Well, or so I thought. Over the space of several weeks, I manfully went to bed every night and looked nervously at the gigantic tome squatting malevolently on my bedside table. The thing is,
A Suitable Boy is about a number of things. It’s about life in India post-partition. It’s about romance and the expectations of family. More importantly, it’s about sixteen hundred pages long. And I tried, I really did. A journey of a thousand miles probably does begin with a single step, but it’s still likely to take considerably less time than reading
A Suitable Boy. And there were so many characters. Even with the family tree at the front (which listed about a third of them and was therefore virtually no help at all) it was slow going. Bedtime started to feel more like a punishment than a reward, especially as I’ve always thought there was something wrong with abandoning a book before the end.
It will keep you company for the rest of your life started to take on a rather sinister interpretation. By the time I was at the end of the first chapter it was beginning to feel a lot like
You will never finish this book, even if you live to be a hundred. As I struggled from page to page like wading through concrete, even that started to sound overly kind. By page 200, it translated as
You will die without finishing this book. At the 300 page mark, it was more like
This book will follow you round from flat to flat, job to job, hairstyle to hairstyle, hastening your demise. There is no escape. This book is a life sentence in paperback form. Even that was too benign. By the time I got to about page 400 the meaning of the quote was clear:
Vikram Seth is trying to kill you.

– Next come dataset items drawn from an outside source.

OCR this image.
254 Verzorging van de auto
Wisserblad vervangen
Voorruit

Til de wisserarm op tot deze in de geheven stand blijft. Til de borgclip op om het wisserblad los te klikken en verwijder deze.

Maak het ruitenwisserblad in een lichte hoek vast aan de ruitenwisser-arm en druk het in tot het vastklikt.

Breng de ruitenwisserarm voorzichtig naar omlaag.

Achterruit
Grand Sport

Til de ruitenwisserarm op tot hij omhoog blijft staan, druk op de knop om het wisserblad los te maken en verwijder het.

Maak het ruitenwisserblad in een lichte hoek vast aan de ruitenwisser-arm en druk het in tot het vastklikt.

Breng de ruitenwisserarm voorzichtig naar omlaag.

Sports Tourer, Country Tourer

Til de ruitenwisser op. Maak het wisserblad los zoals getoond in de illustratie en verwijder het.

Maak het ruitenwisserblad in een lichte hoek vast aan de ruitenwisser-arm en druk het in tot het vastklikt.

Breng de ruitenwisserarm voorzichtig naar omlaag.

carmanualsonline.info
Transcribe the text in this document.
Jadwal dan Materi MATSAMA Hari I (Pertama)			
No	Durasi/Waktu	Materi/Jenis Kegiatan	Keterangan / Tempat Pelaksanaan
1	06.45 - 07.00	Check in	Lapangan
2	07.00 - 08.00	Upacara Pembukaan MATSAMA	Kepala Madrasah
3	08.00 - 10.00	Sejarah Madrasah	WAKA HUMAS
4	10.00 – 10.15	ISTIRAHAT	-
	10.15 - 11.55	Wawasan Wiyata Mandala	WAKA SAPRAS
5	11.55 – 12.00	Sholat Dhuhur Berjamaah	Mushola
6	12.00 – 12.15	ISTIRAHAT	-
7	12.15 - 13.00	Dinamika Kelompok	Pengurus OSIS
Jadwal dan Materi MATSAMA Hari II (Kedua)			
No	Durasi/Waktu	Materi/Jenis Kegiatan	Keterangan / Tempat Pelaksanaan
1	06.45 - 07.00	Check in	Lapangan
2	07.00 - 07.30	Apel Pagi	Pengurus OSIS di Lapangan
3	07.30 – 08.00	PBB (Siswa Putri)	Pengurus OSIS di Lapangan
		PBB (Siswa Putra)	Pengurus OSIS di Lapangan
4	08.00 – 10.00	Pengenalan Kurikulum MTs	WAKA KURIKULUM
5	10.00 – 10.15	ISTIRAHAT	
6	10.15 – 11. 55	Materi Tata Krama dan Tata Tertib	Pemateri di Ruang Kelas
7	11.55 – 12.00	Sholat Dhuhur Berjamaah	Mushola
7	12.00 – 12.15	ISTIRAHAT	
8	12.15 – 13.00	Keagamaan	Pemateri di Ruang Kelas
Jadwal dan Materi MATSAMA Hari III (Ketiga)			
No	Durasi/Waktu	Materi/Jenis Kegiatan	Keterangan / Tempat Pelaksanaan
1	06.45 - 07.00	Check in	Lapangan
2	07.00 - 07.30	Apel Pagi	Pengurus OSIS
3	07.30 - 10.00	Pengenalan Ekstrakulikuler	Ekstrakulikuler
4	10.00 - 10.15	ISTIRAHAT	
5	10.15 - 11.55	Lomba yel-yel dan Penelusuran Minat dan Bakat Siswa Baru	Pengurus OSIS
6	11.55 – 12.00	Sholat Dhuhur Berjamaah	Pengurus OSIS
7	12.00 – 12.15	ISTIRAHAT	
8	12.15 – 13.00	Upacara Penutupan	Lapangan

And when he has, they will probably pop this copy of A Suitable Boy
in your coffin to keep you company in the afterlife for all eternity, and you’ll still never finish it, not even then.
Chilling stuff at midnight, I think you’ll agree.
There was nothing for it, I dumped
A Suitable Boy and picked up the latest Jilly Cooper instead. Ostensibly they do share some characteristics - both are colossal novels, both have lots of characters and both have a handy list of the characters right at the start of the book. But in Jilly Cooper’s list she tells you everything you need to know about them in a one-line summary so you know if they’re a good egg or a bad sort (as a general principle, if a character in a Jilly Cooper is kind to animals they’re probably all right, and if they so much as look funny at a dog they are all kinds of evil incarnate). And there was even an orgy scene at one point, although orgies are always bad things which leave somebody terribly upset and violated in Jilly Cooper novels (you need to read a spot of Jacqueline Susann for a decent orgy scene in my experience). And there were jokes! Bad jokes, awful puns, characters with preposterous names, a sheer comforting predictable hug of a hardback. So that’s me done with highbrow fiction for a while, and I think I might give my brain the rest of the year off because I think it’s suffered quite enough for now.
I’ll tell you this one last thing about the Jilly Cooper novel for nothing though: eight hundred pages has never passed so quickly before in my life.